By Karl Terry: Freedom Columnist
I probably won’t watch the Academy Awards tonight but I do have a favorite for Best Picture. “Avatar” has my vote.
To establish my immense credibility as a movie reviewer here, I’ve only seen two of the nominated movies but I feel pretty safe in making this call. If you haven’t seen it yet you should while it’s on the big screen in 3D.
Since it’s pretty obvious that I don’t get to the movies too often, why lay down $10 for this one? Mainly because I wanted to see what has been described as a huge technological advance in movie production.
From a tribe of giant blue people on a distant moon to the flora and fauna of that made-up world, the special effects created by the makers of the movie certainly didn’t disappoint. The 3D only added to the experience and made the world created on screen really come alive. But to me the special effects and plentiful action scenes were only part of what made the movie so good.

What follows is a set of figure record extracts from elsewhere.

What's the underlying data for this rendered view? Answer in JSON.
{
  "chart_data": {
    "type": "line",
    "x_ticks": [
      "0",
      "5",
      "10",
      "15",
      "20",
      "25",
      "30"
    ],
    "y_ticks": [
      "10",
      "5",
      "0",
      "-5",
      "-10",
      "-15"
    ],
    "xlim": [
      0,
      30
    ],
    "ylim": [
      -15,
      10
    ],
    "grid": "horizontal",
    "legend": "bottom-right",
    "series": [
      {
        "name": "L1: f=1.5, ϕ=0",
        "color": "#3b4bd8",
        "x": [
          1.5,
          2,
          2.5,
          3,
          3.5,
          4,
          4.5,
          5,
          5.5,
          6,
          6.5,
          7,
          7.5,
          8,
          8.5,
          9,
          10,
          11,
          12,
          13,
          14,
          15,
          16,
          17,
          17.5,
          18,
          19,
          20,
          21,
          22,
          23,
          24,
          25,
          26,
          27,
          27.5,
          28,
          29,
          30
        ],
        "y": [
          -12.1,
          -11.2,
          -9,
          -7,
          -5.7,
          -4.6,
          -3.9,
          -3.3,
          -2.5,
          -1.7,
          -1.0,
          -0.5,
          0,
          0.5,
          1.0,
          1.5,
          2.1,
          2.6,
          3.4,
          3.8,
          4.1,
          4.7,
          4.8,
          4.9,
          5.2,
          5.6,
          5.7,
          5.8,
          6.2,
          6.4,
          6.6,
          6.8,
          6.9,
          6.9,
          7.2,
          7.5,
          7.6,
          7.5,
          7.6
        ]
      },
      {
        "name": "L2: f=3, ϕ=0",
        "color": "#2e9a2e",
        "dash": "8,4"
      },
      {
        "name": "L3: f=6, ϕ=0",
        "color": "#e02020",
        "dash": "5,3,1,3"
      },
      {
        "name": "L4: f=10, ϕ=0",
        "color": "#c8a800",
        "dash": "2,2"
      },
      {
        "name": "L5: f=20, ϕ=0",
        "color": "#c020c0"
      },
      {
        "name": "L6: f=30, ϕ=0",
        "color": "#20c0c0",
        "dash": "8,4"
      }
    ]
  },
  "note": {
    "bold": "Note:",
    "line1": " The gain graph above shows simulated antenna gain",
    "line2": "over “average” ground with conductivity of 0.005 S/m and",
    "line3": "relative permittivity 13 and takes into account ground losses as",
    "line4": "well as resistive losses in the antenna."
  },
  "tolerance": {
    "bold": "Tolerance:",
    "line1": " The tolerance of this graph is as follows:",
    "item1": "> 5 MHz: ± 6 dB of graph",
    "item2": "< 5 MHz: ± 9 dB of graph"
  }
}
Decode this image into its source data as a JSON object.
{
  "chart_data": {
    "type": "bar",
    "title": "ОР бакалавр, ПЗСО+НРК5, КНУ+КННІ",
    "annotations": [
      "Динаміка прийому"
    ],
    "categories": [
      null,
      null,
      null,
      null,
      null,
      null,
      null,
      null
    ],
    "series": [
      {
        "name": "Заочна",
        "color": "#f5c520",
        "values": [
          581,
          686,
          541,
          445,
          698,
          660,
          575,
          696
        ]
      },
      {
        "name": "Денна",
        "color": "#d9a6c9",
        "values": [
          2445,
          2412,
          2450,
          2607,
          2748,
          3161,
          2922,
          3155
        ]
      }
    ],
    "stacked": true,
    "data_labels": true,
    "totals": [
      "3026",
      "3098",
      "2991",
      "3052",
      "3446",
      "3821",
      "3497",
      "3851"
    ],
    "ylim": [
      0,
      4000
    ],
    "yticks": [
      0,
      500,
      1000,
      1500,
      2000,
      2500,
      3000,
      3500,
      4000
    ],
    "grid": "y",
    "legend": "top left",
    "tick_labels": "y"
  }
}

James Cameron and the makers of “Avatar” were successful with the movie because they successfully teleported the classic American Western into the realm of science fiction.
I’ve read a few blogs and reviews of the movie that have panned the plot for being too simple and too predictable but so were Westerns. To me the story of good versus evil and the character conflicts that can be found in the ground in between is a movie outline that never disappoints. The meat of the message then comes down to development of the characters and how well acquainted the moviegoer becomes with the demons they struggle with.

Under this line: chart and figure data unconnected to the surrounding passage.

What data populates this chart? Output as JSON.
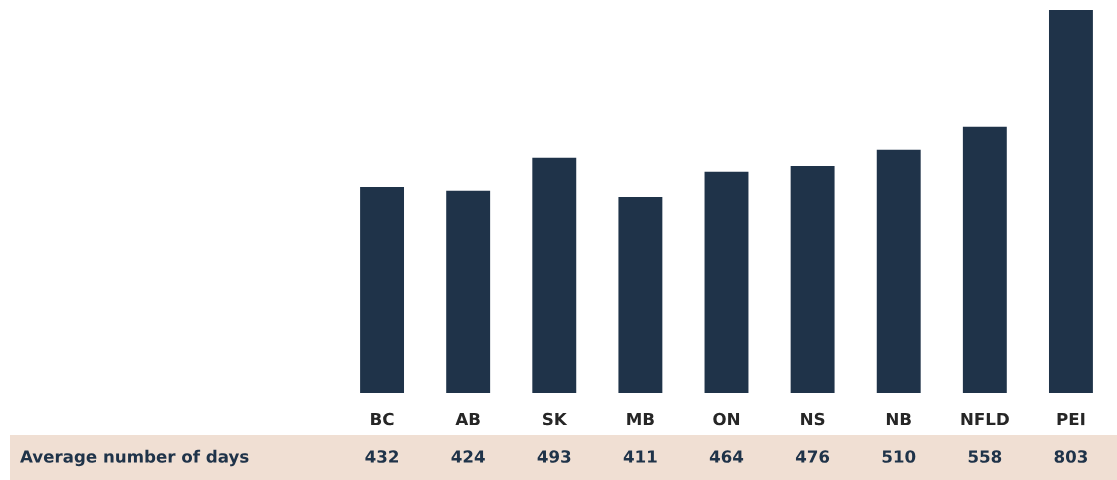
{
  "chart_data": {
    "type": "bar",
    "categories": [
      "BC",
      "AB",
      "SK",
      "MB",
      "ON",
      "NS",
      "NB",
      "NFLD",
      "PEI"
    ],
    "values": [
      432,
      424,
      493,
      411,
      464,
      476,
      510,
      558,
      803
    ],
    "color": "#1f3349",
    "data_labels": true,
    "annotations": [
      "Average number of days"
    ]
  }
}
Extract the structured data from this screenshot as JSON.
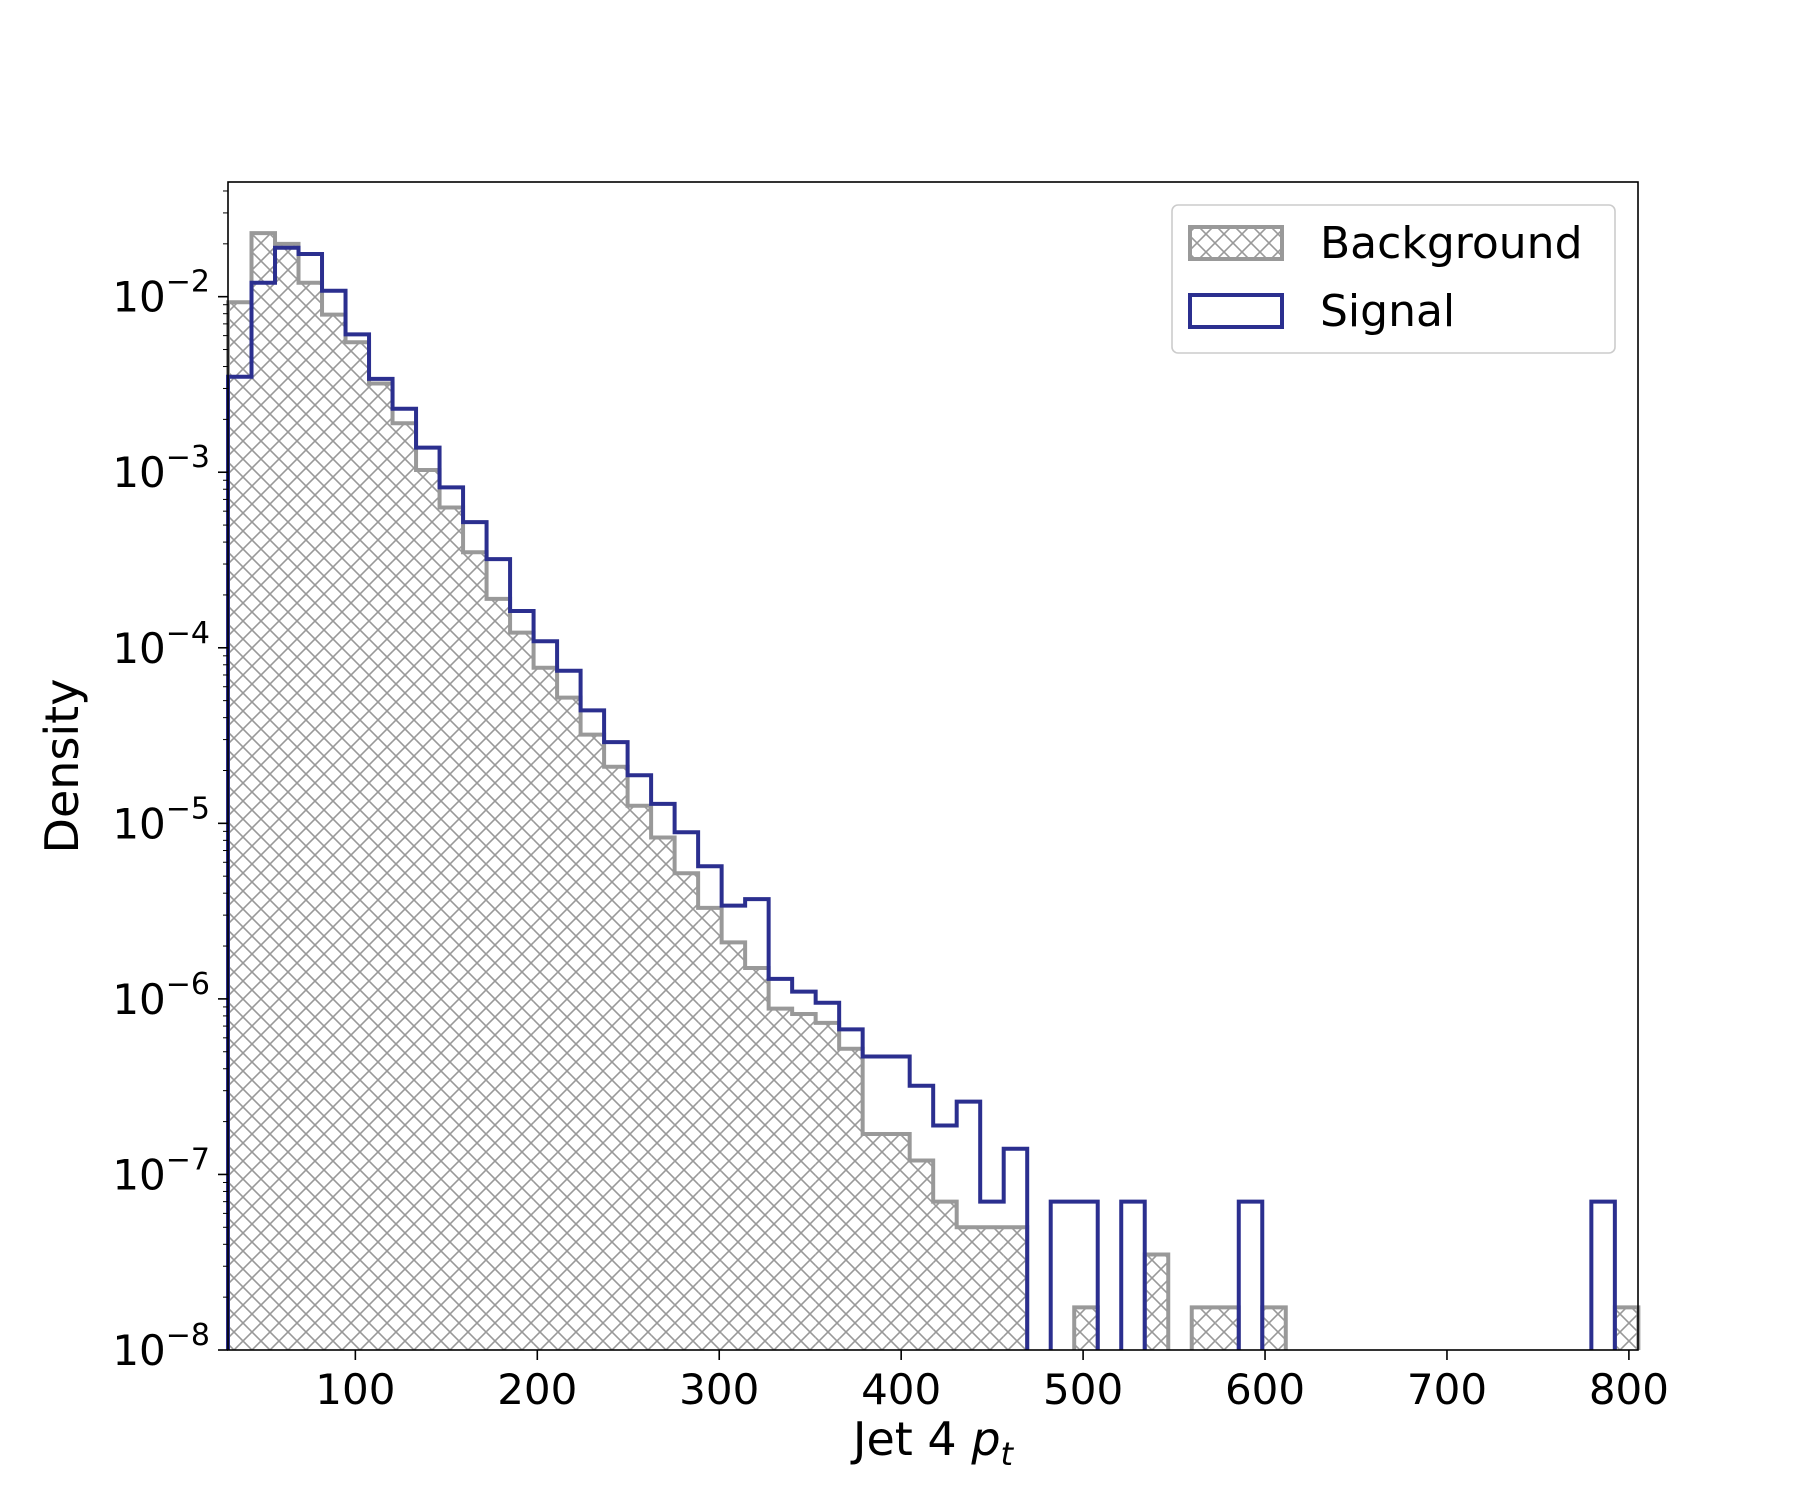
{
  "chart_data": {
    "type": "histogram",
    "title": "",
    "xlabel": "Jet 4 ",
    "xlabel_math": "p",
    "xlabel_sub": "t",
    "ylabel": "Density",
    "yscale": "log",
    "xlim": [
      30,
      805
    ],
    "ylim": [
      1e-08,
      0.045
    ],
    "grid": false,
    "legend_position": "top-right",
    "x_ticks": [
      {
        "value": 100,
        "label": "100"
      },
      {
        "value": 200,
        "label": "200"
      },
      {
        "value": 300,
        "label": "300"
      },
      {
        "value": 400,
        "label": "400"
      },
      {
        "value": 500,
        "label": "500"
      },
      {
        "value": 600,
        "label": "600"
      },
      {
        "value": 700,
        "label": "700"
      },
      {
        "value": 800,
        "label": "800"
      }
    ],
    "y_ticks": [
      {
        "value": 0.01,
        "base": "10",
        "exp": "−2"
      },
      {
        "value": 0.001,
        "base": "10",
        "exp": "−3"
      },
      {
        "value": 0.0001,
        "base": "10",
        "exp": "−4"
      },
      {
        "value": 1e-05,
        "base": "10",
        "exp": "−5"
      },
      {
        "value": 1e-06,
        "base": "10",
        "exp": "−6"
      },
      {
        "value": 1e-07,
        "base": "10",
        "exp": "−7"
      },
      {
        "value": 1e-08,
        "base": "10",
        "exp": "−8"
      }
    ],
    "bins": {
      "start": 30,
      "width": 12.92,
      "count": 60
    },
    "series": [
      {
        "name": "Background",
        "style": "hatched",
        "color": "#999999",
        "values": [
          0.0093,
          0.023,
          0.02,
          0.012,
          0.0079,
          0.0055,
          0.0032,
          0.0019,
          0.00103,
          0.00063,
          0.00035,
          0.00019,
          0.000122,
          7.7e-05,
          5.2e-05,
          3.2e-05,
          2.1e-05,
          1.26e-05,
          8.3e-06,
          5.2e-06,
          3.3e-06,
          2.1e-06,
          1.5e-06,
          8.8e-07,
          8.2e-07,
          7.3e-07,
          5.2e-07,
          1.7e-07,
          1.7e-07,
          1.2e-07,
          7e-08,
          5e-08,
          5e-08,
          5e-08,
          0,
          0,
          1.75e-08,
          0,
          0,
          3.5e-08,
          0,
          1.75e-08,
          1.75e-08,
          0,
          1.75e-08,
          0,
          0,
          0,
          0,
          0,
          0,
          0,
          0,
          0,
          0,
          0,
          0,
          0,
          0,
          1.75e-08
        ]
      },
      {
        "name": "Signal",
        "style": "step",
        "color": "#2b2f8f",
        "values": [
          0.0035,
          0.012,
          0.019,
          0.0175,
          0.0108,
          0.0061,
          0.0034,
          0.0023,
          0.00138,
          0.00082,
          0.00052,
          0.00032,
          0.000162,
          0.000109,
          7.4e-05,
          4.4e-05,
          2.9e-05,
          1.88e-05,
          1.29e-05,
          8.9e-06,
          5.7e-06,
          3.4e-06,
          3.7e-06,
          1.3e-06,
          1.1e-06,
          9.5e-07,
          6.7e-07,
          4.7e-07,
          4.7e-07,
          3.2e-07,
          1.9e-07,
          2.6e-07,
          7e-08,
          1.4e-07,
          0,
          7e-08,
          7e-08,
          0,
          7e-08,
          0,
          0,
          0,
          0,
          7e-08,
          0,
          0,
          0,
          0,
          0,
          0,
          0,
          0,
          0,
          0,
          0,
          0,
          0,
          0,
          7e-08,
          0
        ]
      }
    ]
  }
}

I’ve read a limited amount of science fiction books over the years but the ones I’ve enjoyed most were those that used the Western novel approach. Seems strange then that I haven’t read that many Western novels, doesn’t it?
The thing about the movie that struck me the most was the correlation it seems to make between the Na’vi (giant blue people) and their conflicts with people from Earth in the movie and Native Americans and their conflict with European settlers and soldiers in America.

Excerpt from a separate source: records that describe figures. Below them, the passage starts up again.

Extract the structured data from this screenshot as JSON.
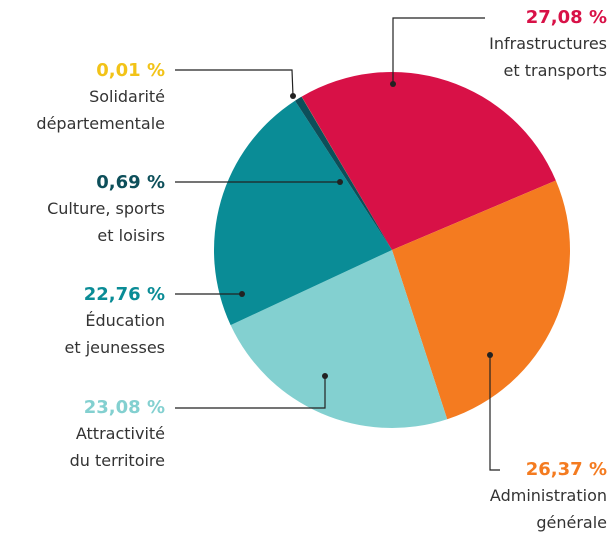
{
  "chart_data": {
    "type": "pie",
    "categories": [
      "Infrastructures\net transports",
      "Administration\ngénérale",
      "Attractivité\ndu territoire",
      "Éducation\net jeunesses",
      "Culture, sports\net loisirs",
      "Solidarité\ndépartementale"
    ],
    "values": [
      27.08,
      26.37,
      23.08,
      22.76,
      0.69,
      0.01
    ],
    "value_labels": [
      "27,08 %",
      "26,37 %",
      "23,08 %",
      "22,76 %",
      "0,69 %",
      "0,01 %"
    ],
    "colors": [
      "#d81147",
      "#f47b20",
      "#83d0d0",
      "#0a8c96",
      "#0d4f5a",
      "#f2c318"
    ]
  }
}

The Na’vi are a race living in tune with the natural world around them and technology doesn’t have a place and even seems silly to them. After the main character, Sully, inserts himself into the Na’vi culture for reasons of espionage he becomes aware of the inevitable clash of cultures that is ahead.
When Sully tries to communicate this fate to Na’vi leaders and explain their predicament he fails. This scene made me think of Chief Ouray of the Ute Indians of the Southwest. Ouray had been to Washington and had seen how strong and vast the White Man’s armies and government was and he urged his people to negotiate instead of fight. Ouray too was largely unsuccessful and miners, farmers and ranchers eventually displaced his people.
Like good science fiction and good Westerns “Avatar” has a twist that gives us hope. Hope that harmony, understanding and a hero framed against an alien sunset might just exist somewhere in our future.